For all those calling for Jones’ head after last week’s excruciating loss last-second loss to Florida, you might want to reconsider why Tennessee hired him in the first place.

  1. He’s a proven winner. Jones has won more conference championships that all but five active FBS head coaches. Alabama’s Nick Saban is one. Yes, none of those titles were won in the brutal SEC, but only three coaches in the conference can boast nine or more wins in each of the last two seasons – Saban, Florida’s Jim McElwain, and Jones.
  1. Jones develops NFL talent. Josh Dobbs was the highest-drafted quarterback since Peyton Manning. Six former Vols were selected in the 2017 NFL Draft, the most in seven years. Jones currently has nine players in the league.
  1. He develops relationships and builds men. Jones is known as a solid recruiter – his 2018 class is ranked fifth in the nation – who builds relationships with players that make them better students and athletes. Whether that translates into wins remains to be seen, but Jones took over a program on the verge of probation due to a substandard APR (academic progress rate). Jones turned that around in one year to avoid the loss of scholarships.

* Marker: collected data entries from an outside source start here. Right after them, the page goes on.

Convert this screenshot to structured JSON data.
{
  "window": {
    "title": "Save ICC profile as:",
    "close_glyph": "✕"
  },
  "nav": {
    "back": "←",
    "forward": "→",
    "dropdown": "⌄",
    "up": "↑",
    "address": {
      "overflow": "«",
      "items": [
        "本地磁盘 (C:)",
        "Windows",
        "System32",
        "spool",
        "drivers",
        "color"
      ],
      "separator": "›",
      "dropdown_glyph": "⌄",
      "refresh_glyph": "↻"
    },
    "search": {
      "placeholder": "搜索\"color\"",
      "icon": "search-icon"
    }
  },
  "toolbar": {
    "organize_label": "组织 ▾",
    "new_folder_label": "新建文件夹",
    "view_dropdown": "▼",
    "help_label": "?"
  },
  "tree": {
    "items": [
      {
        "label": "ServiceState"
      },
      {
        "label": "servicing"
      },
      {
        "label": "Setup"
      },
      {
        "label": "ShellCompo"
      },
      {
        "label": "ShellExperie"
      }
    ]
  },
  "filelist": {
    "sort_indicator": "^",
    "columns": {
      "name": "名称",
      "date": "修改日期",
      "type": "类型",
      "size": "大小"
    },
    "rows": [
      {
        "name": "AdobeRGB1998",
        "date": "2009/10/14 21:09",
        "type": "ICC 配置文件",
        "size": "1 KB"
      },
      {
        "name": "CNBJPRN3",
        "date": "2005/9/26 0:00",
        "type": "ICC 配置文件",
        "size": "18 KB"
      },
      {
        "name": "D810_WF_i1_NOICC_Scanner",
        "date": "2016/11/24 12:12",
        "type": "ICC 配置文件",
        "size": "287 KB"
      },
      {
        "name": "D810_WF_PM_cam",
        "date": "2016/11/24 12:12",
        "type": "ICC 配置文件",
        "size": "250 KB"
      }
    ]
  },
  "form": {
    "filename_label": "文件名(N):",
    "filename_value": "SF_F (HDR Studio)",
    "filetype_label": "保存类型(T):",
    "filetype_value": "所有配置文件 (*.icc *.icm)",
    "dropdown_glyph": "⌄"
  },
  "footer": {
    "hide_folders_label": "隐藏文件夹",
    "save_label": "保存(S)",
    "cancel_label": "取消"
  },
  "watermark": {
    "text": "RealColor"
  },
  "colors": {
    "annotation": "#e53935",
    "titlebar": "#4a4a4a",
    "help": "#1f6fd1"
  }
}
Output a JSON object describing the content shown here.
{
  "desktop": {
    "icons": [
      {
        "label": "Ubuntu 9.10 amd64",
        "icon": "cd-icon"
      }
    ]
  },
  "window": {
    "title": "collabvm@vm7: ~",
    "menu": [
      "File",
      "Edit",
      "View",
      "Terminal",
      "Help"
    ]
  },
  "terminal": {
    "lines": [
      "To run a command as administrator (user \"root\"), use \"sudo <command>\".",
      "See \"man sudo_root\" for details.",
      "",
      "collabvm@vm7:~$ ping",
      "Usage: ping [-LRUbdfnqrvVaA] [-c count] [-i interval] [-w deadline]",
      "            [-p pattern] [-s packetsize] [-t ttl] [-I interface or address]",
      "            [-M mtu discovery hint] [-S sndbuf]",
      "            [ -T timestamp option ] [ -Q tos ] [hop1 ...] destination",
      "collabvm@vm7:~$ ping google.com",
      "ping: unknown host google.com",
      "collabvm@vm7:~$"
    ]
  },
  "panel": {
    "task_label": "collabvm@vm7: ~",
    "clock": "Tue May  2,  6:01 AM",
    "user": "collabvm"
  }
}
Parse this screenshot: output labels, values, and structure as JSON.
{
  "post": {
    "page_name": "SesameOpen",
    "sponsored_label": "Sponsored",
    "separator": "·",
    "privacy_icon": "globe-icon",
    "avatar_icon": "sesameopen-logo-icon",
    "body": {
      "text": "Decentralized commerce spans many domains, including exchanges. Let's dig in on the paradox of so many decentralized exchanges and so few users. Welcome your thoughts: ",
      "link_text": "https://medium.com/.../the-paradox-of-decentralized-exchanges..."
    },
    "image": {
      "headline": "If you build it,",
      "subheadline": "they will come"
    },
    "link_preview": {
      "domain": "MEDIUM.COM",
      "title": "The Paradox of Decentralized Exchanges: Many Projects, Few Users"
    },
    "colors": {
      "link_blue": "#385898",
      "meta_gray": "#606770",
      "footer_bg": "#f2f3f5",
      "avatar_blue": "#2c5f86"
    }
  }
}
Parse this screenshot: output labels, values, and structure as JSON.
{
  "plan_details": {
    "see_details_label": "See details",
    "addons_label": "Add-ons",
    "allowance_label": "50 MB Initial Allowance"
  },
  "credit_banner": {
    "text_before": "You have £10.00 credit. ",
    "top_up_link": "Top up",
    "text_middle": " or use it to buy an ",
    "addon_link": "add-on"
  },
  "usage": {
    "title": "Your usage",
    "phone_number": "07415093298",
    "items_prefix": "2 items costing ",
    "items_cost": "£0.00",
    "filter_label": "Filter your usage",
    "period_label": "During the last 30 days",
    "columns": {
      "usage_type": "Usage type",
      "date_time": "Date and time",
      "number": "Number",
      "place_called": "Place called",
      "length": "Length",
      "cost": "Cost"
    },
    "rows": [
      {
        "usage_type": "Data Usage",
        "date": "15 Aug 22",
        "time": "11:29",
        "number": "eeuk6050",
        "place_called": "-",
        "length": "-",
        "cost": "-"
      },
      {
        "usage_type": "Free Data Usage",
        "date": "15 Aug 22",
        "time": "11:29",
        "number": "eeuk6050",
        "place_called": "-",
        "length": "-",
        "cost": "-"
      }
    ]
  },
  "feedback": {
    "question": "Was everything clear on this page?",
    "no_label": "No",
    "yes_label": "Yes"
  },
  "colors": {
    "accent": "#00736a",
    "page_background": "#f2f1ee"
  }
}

Jones does have his weaknesses and the nation got to see one of them last week in a drive that could have won the game for Tennessee in the waning moments of regulation. If Jones can correct these weaknesses, the Vols could be playing for SEC championships for many years.

  1. Questionable in-game decisions. In last Saturday’s loss, the Vols’ Rashaan Gaulden picked off a Feleipe Franks pass at the Florida 40-yard line with 3:57 to play in the game and Tennessee trailing 20-17. Tennessee would advance to the Gators’ nine-yard line where it was first-and-goal for the Vols. Instead of handing the ball to RB John Kelly, who had rushed for 141 yards on 19 carries, Tennessee attempted three passes all of which were incompletions. The resulting field goal tied the game.
  1. Can’t win the tough games. One of the big knocks against Jones is that he struggles in big games. Thus far at Tennessee, Jones is just 8-11 in games decided by a touchdown or less. He has just six wins over ranked opponents, though three of the wins – Florida, Georgia, Nebraska – came last year.